If the photos are of ornamental plants, I think PlantNet's [2] model is trained on them.

(I work at GBIF[3], where suitable data from iNaturalist[3b] and soon PlantNet is sent, and can then be freely downloaded and used in research etc.)

[1] https://www.inaturalist.org/computer_vision_demo

[2] https://plantnet.org/

[3] https://www.gbif.org/

[3b] https://www.gbif.org/dataset/50c9509d-22c7-4a22-a47d-8c48425...

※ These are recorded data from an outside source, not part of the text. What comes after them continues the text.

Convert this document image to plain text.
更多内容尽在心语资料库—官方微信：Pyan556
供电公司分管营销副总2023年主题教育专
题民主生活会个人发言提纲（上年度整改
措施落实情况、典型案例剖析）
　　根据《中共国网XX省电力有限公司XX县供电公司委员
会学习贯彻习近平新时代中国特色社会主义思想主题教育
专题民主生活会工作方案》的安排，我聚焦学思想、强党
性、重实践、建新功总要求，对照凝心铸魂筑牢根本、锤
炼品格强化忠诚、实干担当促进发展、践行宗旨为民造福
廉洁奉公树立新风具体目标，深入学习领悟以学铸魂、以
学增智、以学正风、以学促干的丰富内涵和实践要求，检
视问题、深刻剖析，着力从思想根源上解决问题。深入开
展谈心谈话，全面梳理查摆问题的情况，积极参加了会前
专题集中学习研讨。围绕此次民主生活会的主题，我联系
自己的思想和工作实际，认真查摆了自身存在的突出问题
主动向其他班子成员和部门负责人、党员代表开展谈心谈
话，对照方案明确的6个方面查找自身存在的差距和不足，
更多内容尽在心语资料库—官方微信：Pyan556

You can post them to various relevant subreddits (/r/whatsthisbug, /r/mycology, etc). Identification requests are very common and people are receiving them well, so you'll likely to get some answers.
Inaturalist is a great starting point! What's really funny is I identified a few millipedes on iNaturalist a couple weeks ago and the Twitter poster in this article (Derek Hennen) came along and narrowed it down for me. Very kind and knowledgeable person!
Twitter can be useful. But that takes work. My block list is probably 10 times longer than my follow list.
I may be wrong but I suspect that there are many undescribed types of fungi out there and describing a new species isn't that unusual and there is nothing of interest in the fact that the photo in question was on twitter.
They named it troglomyces twitteri because, as far as they know, this is the first time one has been discovered through Twitter.
Many HN readers believe that there is nothing on Twitter except politics and pictures of food, this is a counter example.
Pardon me for nitpicking but how fungus on fish is bizzare?
Well, this particular fish is a millipede, which you've got to admit is atypical.
they just found a new type of parasitic fungus via Twitter.

Sometimes, snark is thrust upon us.

I love this story on many levels, but in particular what it says about the “trained eye”.